CREDIT:Excerpts from George F.Johnson Library-Endidott,NY.


The following 'excerpts' relate to the surviving Carousels of the Area. The Carousel from En-Joie Park went to Highland Park in the same Binghamton-Endicott Area.


Dear Vincent, As a resident of the community which includes Broome County, I would like to respond to your comments.

Yesterday, Memorial Day, my wife and I were in the Binghampton, New York, area ...

As a local, please recognize that it is Binghamton with no P.

... and decided to ride all six carousels in Broome County.

The carousels are nice, but difficult to find -- even with their map, which is not in perspective and in some places simply wrong. But we did find them by asking directions of the locals along the way.

I agree that they are hard to find. I have talked on several occasions to the folks in the County Parks Department about revising their brochures with better directions on finding the carousels but so far to no avail.

Only one of the six carousels has an organ at present. Two others are supposed to have organs. That one organ were heard had about 4 or 5 notes working. The folk at the other 5 carousels played cassettes of carousel music, but the volume was turned so low that the music could only be heard when passing close to the loudspeakers.

That is an improvement, as they have played rock music in the past. It has taken a lot of effort to get them to play the band organ tapes that have been provided.

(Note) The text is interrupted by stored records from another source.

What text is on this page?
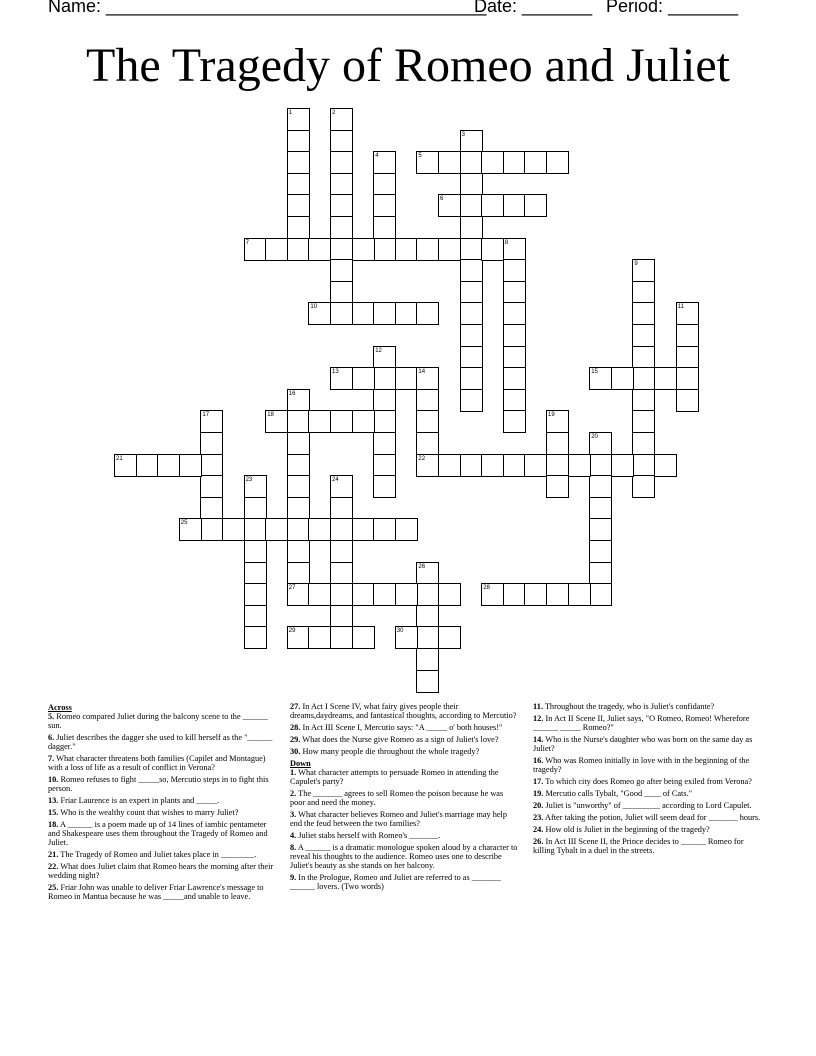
Name: ______________________________________
Date: _______ Period: _______
The Tragedy of Romeo and Juliet
1	2
3
4	5
6
7	8
9
10	11
12
13	14
22
15
16
17	18	19
20
21
23	24
25
26
27	28
29	30
Across
5. Romeo compared Juliet during the balcony scene to the ______ sun.
6. Juliet describes the dagger she used to kill herself as the "______ dagger."
7. What character threatens both families (Capilet and Montague) with a loss of life as a result of conflict in Verona?
10. Romeo refuses to fight _____so, Mercutio steps in to fight this person.
13. Friar Laurence is an expert in plants and _____.
15. Who is the wealthy count that wishes to marry Juliet?
18. A ______ is a poem made up of 14 lines of iambic pentameter and Shakespeare uses them throughout the Tragedy of Romeo and Juliet.
21. The Tragedy of Romeo and Juliet takes place in ________.
22. What does Juliet claim that Romeo hears the morning after their wedding night?
25. Friar John was unable to deliver Friar Lawrence's message to Romeo in Mantua because he was _____and unable to leave.
27. In Act I Scene IV, what fairy gives people their dreams,daydreams, and fantastical thoughts, according to Mercutio?
28. In Act III Scene I, Mercutio says: "A _____ o' both houses!"
29. What does the Nurse give Romeo as a sign of Juliet's love?
30. How many people die throughout the whole tragedy?
Down
1. What character attempts to persuade Romeo in attending the Capulet's party?
2. The _______ agrees to sell Romeo the poison because he was poor and need the money.
3. What character believes Romeo and Juliet's marriage may help end the feud between the two families?
4. Juliet stabs herself with Romeo's _______.
8. A ______ is a dramatic monologue spoken aloud by a character to reveal his thoughts to the audience. Romeo uses one to describe Juliet's beauty as she stands on her balcony.
9. In the Prologue, Romeo and Juliet are referred to as _______ ______ lovers. (Two words)
11. Throughout the tragedy, who is Juliet's confidante?
12. In Act II Scene II, Juliet says, "O Romeo, Romeo! Wherefore ______ _____ Romeo?"
14. Who is the Nurse's daughter who was born on the same day as Juliet?
16. Who was Romeo initially in love with in the beginning of the tragedy?
17. To which city does Romeo go after being exiled from Verona?
19. Mercutio calls Tybalt, "Good ____ of Cats."
20. Juliet is "unworthy" of _________ according to Lord Capulet.
23. After taking the potion, Juliet will seem dead for _______ hours.
24. How old is Juliet in the beginning of the tragedy?
26. In Act III Scene II, the Prince decides to ______ Romeo for killing Tybalt in a duel in the streets.
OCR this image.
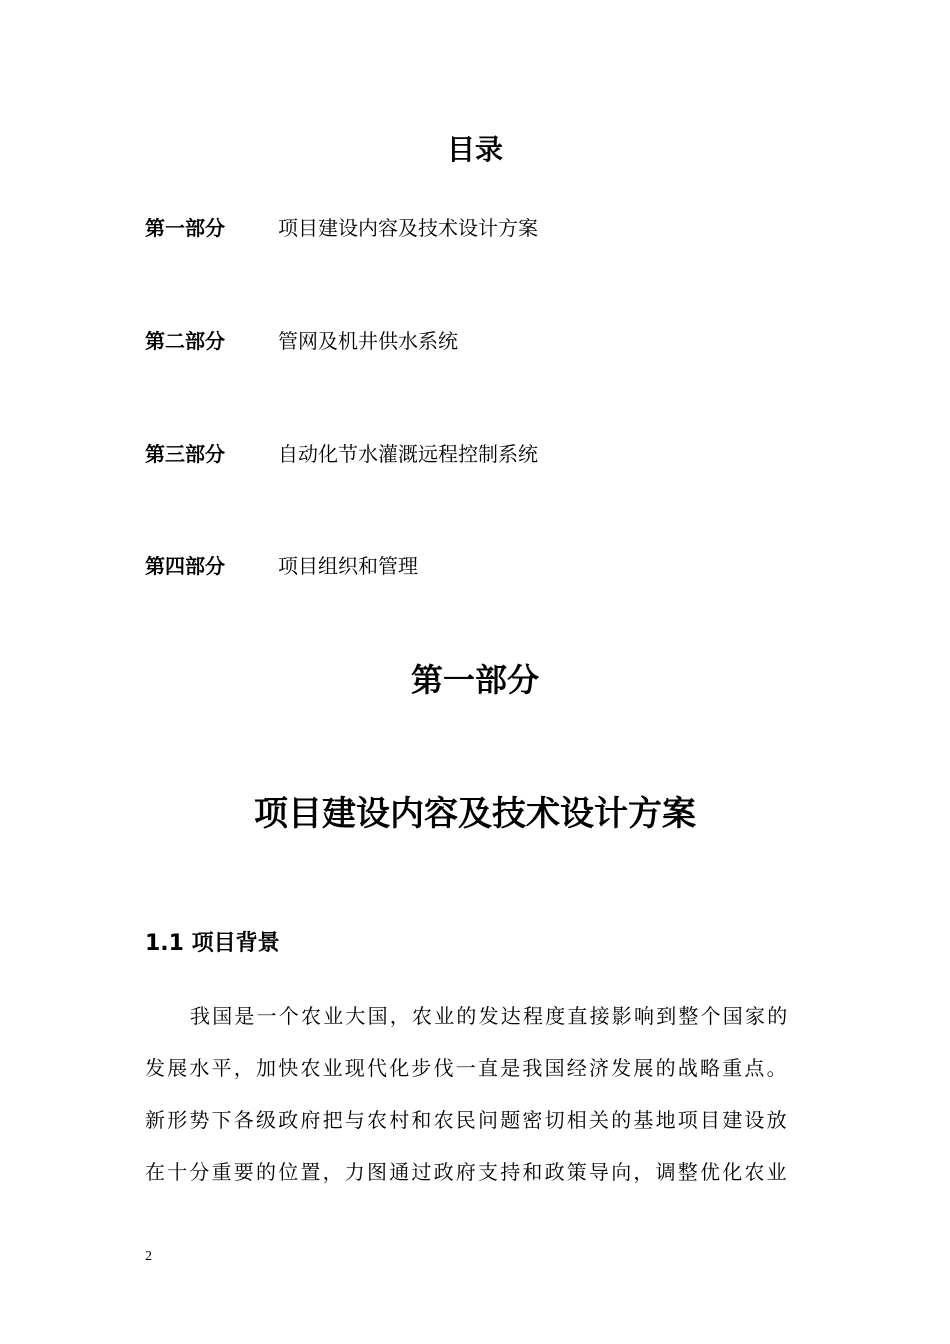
目录
第一部分	项目建设内容及技术设计方案
第二部分	管网及机井供水系统
第三部分	自动化节水灌溉远程控制系统
第四部分	项目组织和管理
第一部分
项目建设内容及技术设计方案
1.1 项目背景
我国是一个农业大国，农业的发达程度直接影响到整个国家的
发展水平，加快农业现代化步伐一直是我国经济发展的战略重点。
新形势下各级政府把与农村和农民问题密切相关的基地项目建设放
在十分重要的位置，力图通过政府支持和政策导向，调整优化农业
2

The last I knew, there were only two original organs with the carousels: the one at Ross Park and the one at Recreation Park. A third organ was in the Harvey and Marion Roehl Collection as it had been sold to them many years ago by the parks department. The other three met various fates including one that was "lost" during storage in the WW2 period. The Roehl organ (from the carousel in Enjoie Park in Endicott, and currently located at Highland Park in Endwell) was sold several years ago when the Roehl collection was sold. If there is a third organ to be installed on a Broome County carousel, it is not an original one to the carousels.

I would never encourage mechanical music enthusiasts to visit the Broome County carousels to hear the organs. While work has been done over the years to keep the remaining two Wurlitzers operating, it is a public operation and is not able to fund a true restoration on them.

The attraction is that there are six (6) hand carved, wooden carousels original to the community. They were donated by the Johnson family, of Endicott Johnson Shoe Company fame, and were endowed sufficiently that there would never be a charge to ride them. To this day they are _free_ to ride. Four of the six carousels have been professionally restored and the other two are in very good "park" paint.

Of the six, only one has been moved and that is the Enjoie Park machine which was moved to Highland Park, but it remained within the Endicott area. Of the six, three are in Endicott (one of these is Endwell which is the same zip code), the largest is in Johnson City, and the remaining two are in Binghamton (no P!). All are Hershell (Spillman) carousels that range in dates from the teens to the early 1930s.

I can't tell you to come for the band organ music but do come to ride the carousels. Nowhere else on Earth exists six, -- count 'em, 6 -- wooden carousels still operating in their original community and that are _free_ to ride.